In this research, a small proportion of patients using MTX is observed, while there is a similar number who undergo pulse therapy with cyclophosphamide for the skin, which may suggest that many have lung disease that contraindicates the use of MTX, have more aggressive skin disease or drug refractoriness. Patients with skin conditions with good response to MTX usually maintain outpatient follow-up without the need for hospitalization [22].

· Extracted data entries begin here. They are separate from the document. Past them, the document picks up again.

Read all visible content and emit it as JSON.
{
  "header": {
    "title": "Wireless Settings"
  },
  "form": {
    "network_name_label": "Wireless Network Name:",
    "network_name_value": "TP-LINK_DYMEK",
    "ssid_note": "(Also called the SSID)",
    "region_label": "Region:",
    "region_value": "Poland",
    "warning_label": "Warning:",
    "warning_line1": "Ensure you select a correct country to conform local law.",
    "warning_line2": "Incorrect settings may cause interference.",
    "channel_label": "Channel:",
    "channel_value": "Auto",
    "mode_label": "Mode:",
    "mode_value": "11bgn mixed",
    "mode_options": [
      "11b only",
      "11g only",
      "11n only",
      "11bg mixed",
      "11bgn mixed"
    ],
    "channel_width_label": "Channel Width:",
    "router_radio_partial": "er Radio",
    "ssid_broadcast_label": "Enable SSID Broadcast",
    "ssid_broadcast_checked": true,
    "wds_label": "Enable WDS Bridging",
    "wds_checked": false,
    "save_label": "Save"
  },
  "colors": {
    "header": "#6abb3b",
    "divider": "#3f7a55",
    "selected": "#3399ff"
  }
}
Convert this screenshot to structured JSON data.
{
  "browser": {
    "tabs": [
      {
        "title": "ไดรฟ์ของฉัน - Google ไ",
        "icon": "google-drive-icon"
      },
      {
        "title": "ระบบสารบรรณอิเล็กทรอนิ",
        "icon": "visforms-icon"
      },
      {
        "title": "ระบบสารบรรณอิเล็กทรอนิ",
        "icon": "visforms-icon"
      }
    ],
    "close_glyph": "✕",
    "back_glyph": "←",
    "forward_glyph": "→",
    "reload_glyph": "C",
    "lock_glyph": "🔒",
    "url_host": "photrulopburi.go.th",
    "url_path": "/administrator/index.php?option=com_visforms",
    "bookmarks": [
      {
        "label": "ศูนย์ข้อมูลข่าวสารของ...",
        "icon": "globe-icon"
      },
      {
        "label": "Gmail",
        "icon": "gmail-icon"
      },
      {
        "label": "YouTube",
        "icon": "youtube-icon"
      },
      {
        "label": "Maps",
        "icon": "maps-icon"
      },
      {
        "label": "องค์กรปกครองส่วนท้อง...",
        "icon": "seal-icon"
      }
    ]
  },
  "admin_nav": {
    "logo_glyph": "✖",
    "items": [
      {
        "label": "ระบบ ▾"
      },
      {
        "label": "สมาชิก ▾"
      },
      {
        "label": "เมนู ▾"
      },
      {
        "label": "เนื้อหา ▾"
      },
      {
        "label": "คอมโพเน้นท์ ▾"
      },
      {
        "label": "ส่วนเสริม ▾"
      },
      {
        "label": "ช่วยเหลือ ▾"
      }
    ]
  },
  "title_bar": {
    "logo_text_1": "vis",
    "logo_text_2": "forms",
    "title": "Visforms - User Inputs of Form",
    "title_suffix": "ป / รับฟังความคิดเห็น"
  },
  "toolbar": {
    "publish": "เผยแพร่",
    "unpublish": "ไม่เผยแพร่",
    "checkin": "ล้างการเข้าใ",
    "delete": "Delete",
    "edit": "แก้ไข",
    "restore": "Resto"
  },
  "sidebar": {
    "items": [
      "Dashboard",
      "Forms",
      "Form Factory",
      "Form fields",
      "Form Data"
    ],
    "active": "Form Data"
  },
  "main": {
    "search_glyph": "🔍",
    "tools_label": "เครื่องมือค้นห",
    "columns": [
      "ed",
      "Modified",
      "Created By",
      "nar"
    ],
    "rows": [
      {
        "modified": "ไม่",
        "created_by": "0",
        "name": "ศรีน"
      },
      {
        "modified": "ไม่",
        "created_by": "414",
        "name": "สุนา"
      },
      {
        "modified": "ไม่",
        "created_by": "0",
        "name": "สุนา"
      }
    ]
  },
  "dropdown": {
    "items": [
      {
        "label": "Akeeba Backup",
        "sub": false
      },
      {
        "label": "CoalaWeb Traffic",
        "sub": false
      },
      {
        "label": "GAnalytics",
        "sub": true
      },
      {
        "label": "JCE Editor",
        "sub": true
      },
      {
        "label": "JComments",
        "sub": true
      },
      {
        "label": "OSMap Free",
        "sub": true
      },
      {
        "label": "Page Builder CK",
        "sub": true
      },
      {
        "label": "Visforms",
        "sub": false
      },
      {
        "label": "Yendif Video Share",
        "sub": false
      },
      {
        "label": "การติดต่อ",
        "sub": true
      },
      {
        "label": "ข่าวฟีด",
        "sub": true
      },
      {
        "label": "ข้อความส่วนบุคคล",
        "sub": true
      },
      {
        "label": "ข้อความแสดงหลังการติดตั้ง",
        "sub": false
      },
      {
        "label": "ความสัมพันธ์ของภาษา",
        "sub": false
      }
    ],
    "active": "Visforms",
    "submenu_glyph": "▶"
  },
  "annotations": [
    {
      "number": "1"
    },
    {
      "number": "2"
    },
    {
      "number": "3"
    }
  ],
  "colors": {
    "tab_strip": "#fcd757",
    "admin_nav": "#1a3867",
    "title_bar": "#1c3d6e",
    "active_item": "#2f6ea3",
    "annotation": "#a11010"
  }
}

Patients using cyclophosphamide present significant improvement in the skin, oral opening and lung capacity, being effective in preventing fibrosis and its complications [29]. A European multicenter cohort showed a difference in forced vital capacity (FVC) of 2.5% and protection against fibrosis-associated FVC decline compared to placebo (p < 0.03 and p < 0.009, respectively), maintained across two years of the study, after minimal therapy with six months of cyclophosphamide [28]. Patients with more aggressive diseases, whether pulmonary or cutaneous, are more frequently referred to the University Hospital, which explains the high number of patients who receive CCF in their treatment.

5. Conclusions

Patients were mainly female, with a mean age of 49.57 years. The main complaints were sclerodactyly, Raynaud’s phenomenon and the most frequently found antibody was the antitopoisomerase (ATA). Mortality was significantly associated with male gender, age over 60 years, age at diagnosis over 60 years, hospitalization for pulmonary site infection and hospitalization for more than 30 days.

The profile of the patients studied follows Brazilian and international data, although there is a high proportion of men in the study and the prevalence of antitopoisomerase was higher than the national average.

Conflicts of Interest

The authors declare no conflicts of interest.